FULLAGAR, OTRO DOLOR DE CABEZA ‘BRITISH’ PARA UNA ESTRATÉGICA KNIBB
Con las cartas sobre la mesa, el definitivo 18K se convirtió en una carrera a pie sin ases bajo la manga pese a que Fullagar lo intentase sin temer las consecuencias de no tener bagaje alguno en un 100K o quizá careciese de la experiencia, pero no de autonocimiento de su físico y rendimiento.
La británica trató de incomodar y poner nerviosa a Knibb con un 5K inicial en el que le redujo más de diez segundos de ventaja, continuó apretando los límites de la norteamericana, pero la triple campeona mundial Ironman 70.3 demostró su jerarquía con una gestión impecable de la presión, el tiempo y la renta para sofocar cualquier simulacro de remontada.
De este modo, Taylor Knibb (3:27:53) cruzaba la meta en solitario para vencer T100 Gold Coast y volver a probar las mieles de un triunfo que no saboreaba en PTO desde T100 Vancouver 2025. La plata era para la mencionada Jessica Fullagar (3:28:53) quien en su primera incursión en Media Distancia ha demostrado que la delegación británica gana una mujer más para luchar por todo o cuanto menos estar en la pomada.
Tensión relativa al frente y tranquilidad absoluta para una Imogen Simmonds (3:33:11) que corrió en solitario, sabiendo imposible el TOP2 y siendo consciente que con su carrera a pie tenía asegurada la tercera plaza y un podio con el que arranca a lo grande 2026 y da portazo a un 2025 convulso marcado por las acusaciones de dopaje y posterior absolución al respecto.

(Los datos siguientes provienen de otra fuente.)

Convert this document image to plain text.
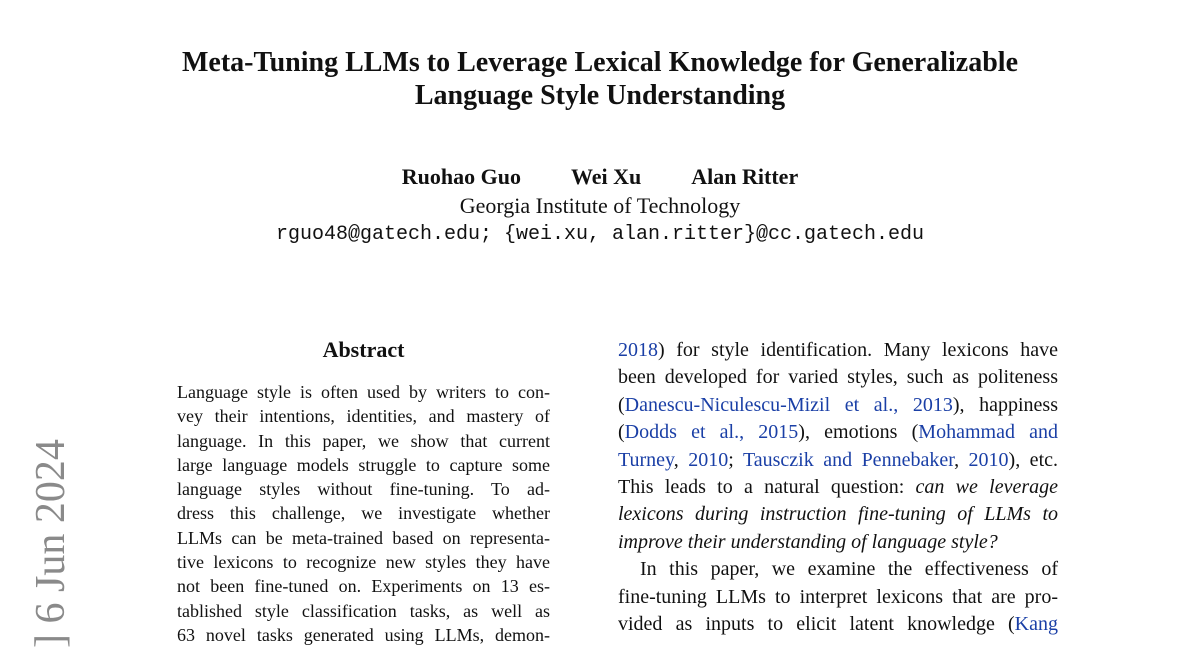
Meta-Tuning LLMs to Leverage Lexical Knowledge for Generalizable
Language Style Understanding
Ruohao Guo Wei Xu Alan Ritter
Georgia Institute of Technology
rguo48@gatech.edu; {wei.xu, alan.ritter}@cc.gatech.edu
] 6 Jun 2024
Abstract
Language style is often used by writers to con-
vey their intentions, identities, and mastery of
language. In this paper, we show that current
large language models struggle to capture some
language styles without fine-tuning. To ad-
dress this challenge, we investigate whether
LLMs can be meta-trained based on representa-
tive lexicons to recognize new styles they have
not been fine-tuned on. Experiments on 13 es-
tablished style classification tasks, as well as
63 novel tasks generated using LLMs, demon-
2018) for style identification. Many lexicons have
been developed for varied styles, such as politeness
(Danescu-Niculescu-Mizil et al., 2013), happiness
(Dodds et al., 2015), emotions (Mohammad and
Turney, 2010; Tausczik and Pennebaker, 2010), etc.
This leads to a natural question: can we leverage
lexicons during instruction fine-tuning of LLMs to
improve their understanding of language style?
In this paper, we examine the effectiveness of
fine-tuning LLMs to interpret lexicons that are pro-
vided as inputs to elicit latent knowledge (Kang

Otra mujer que se estrena en los puestos de honor de T100.
PÉREZ SALA SEXTA PARA FIRMAR UN GRAN INICIO DE CURSO
Y con la helvética hierática en su paso, se dijo adiós al sueño de repetir el podio de Pérez Sala quien trató de hacerse con la cuarta posición pero la carrera fue una vez más juez honesta y progresivamente sentenció el orden del día de tres mujeres con mucho que celebrar.

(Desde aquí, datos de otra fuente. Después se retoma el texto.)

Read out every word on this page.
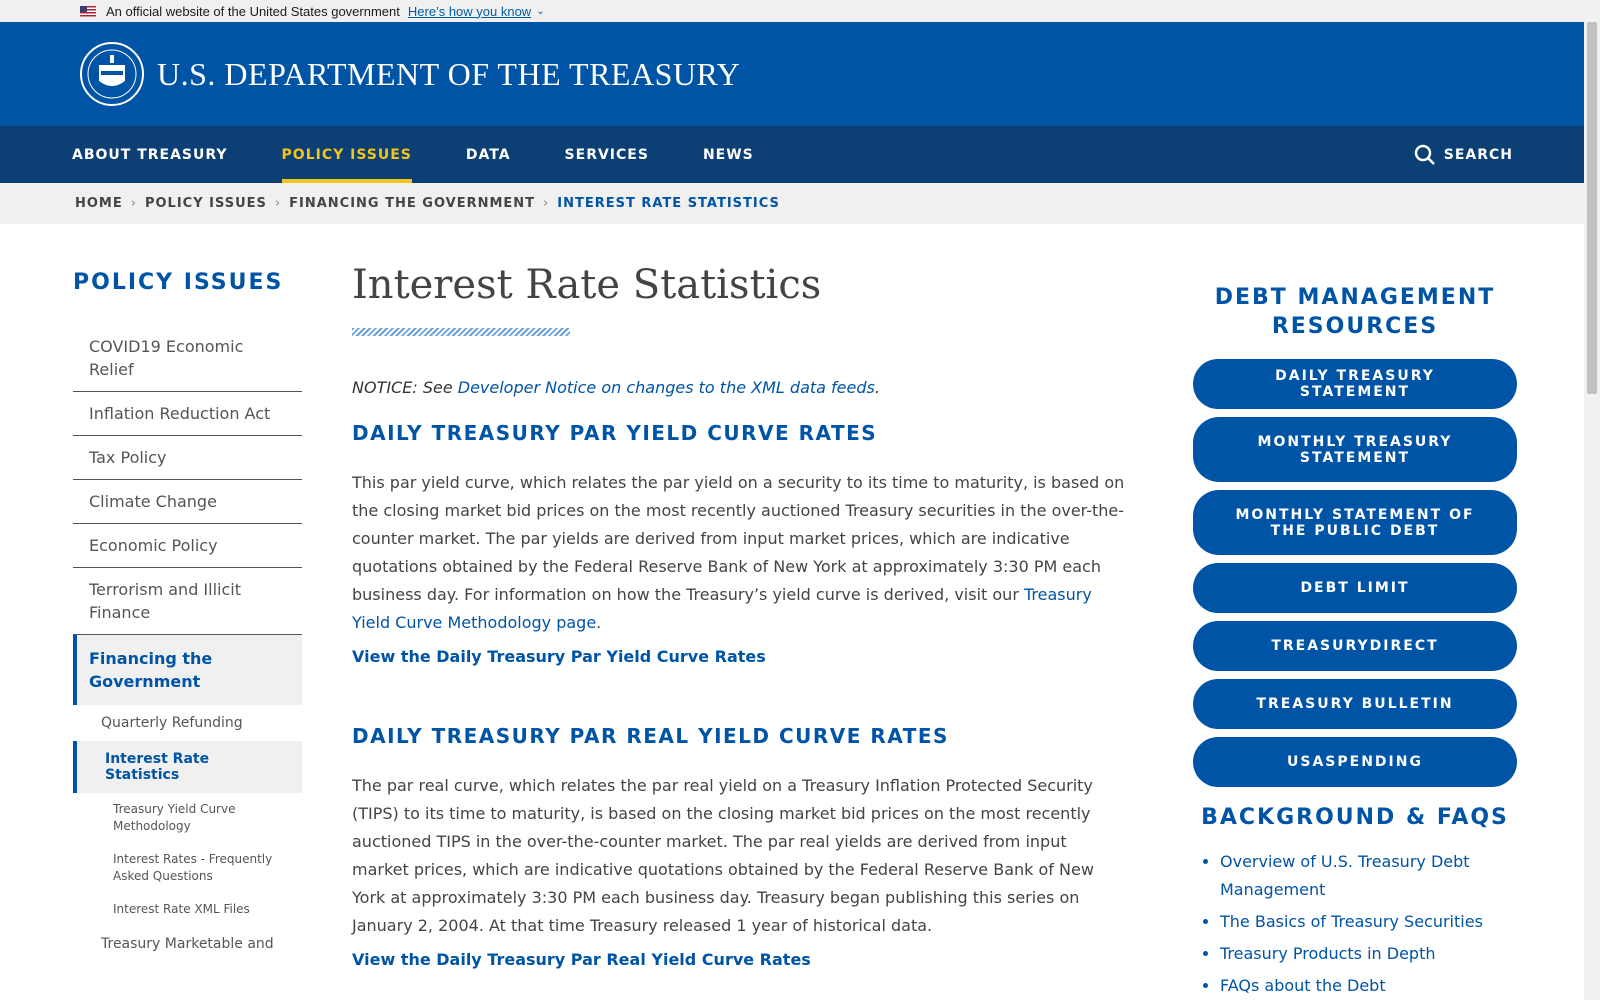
An official website of the United States government Here’s how you know ⌄
U.S. DEPARTMENT OF THE TREASURY
ABOUT TREASURY	POLICY ISSUES	DATA	SERVICES	NEWS	SEARCH
HOME › POLICY ISSUES › FINANCING THE GOVERNMENT › INTEREST RATE STATISTICS
POLICY ISSUES
COVID19 Economic Relief
Inflation Reduction Act
Tax Policy
Climate Change
Economic Policy
Terrorism and Illicit Finance
Financing the Government
Quarterly Refunding
Interest Rate Statistics
Treasury Yield Curve Methodology
Interest Rates - Frequently Asked Questions
Interest Rate XML Files
Treasury Marketable and
Interest Rate Statistics

NOTICE: See Developer Notice on changes to the XML data feeds.

DAILY TREASURY PAR YIELD CURVE RATES

This par yield curve, which relates the par yield on a security to its time to maturity, is based on the closing market bid prices on the most recently auctioned Treasury securities in the over-the-counter market. The par yields are derived from input market prices, which are indicative quotations obtained by the Federal Reserve Bank of New York at approximately 3:30 PM each business day. For information on how the Treasury’s yield curve is derived, visit our Treasury Yield Curve Methodology page.

View the Daily Treasury Par Yield Curve Rates
DAILY TREASURY PAR REAL YIELD CURVE RATES

The par real curve, which relates the par real yield on a Treasury Inflation Protected Security (TIPS) to its time to maturity, is based on the closing market bid prices on the most recently auctioned TIPS in the over-the-counter market. The par real yields are derived from input market prices, which are indicative quotations obtained by the Federal Reserve Bank of New York at approximately 3:30 PM each business day. Treasury began publishing this series on January 2, 2004. At that time Treasury released 1 year of historical data.

View the Daily Treasury Par Real Yield Curve Rates
DEBT MANAGEMENT RESOURCES
DAILY TREASURY STATEMENT
MONTHLY TREASURY STATEMENT
MONTHLY STATEMENT OF THE PUBLIC DEBT
DEBT LIMIT
TREASURYDIRECT
TREASURY BULLETIN
USASPENDING
BACKGROUND & FAQS
• Overview of U.S. Treasury Debt Management
• The Basics of Treasury Securities
• Treasury Products in Depth
• FAQs about the Debt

En T100 Gold Coast la medalla de chocolate no llevaba escrito su nombre, que fue para la debutante Nicole van der Kaay (3:35:25); tampoco el TOP5, que firmó Bianca Bogen (3:36:13), que logra su mejor resultado; pero sí la sexta posición. Porque Sara Pérez Sala (3:36:41) volvió a vivir su idilio australiano, ese que hace un año le granjeó un hito y esta temporada le brinda la que hasta el momento es su segunda mejor actuación en el circuito T100. Motivos suficientes para depositar grandes esperanzas en el año de la catalana.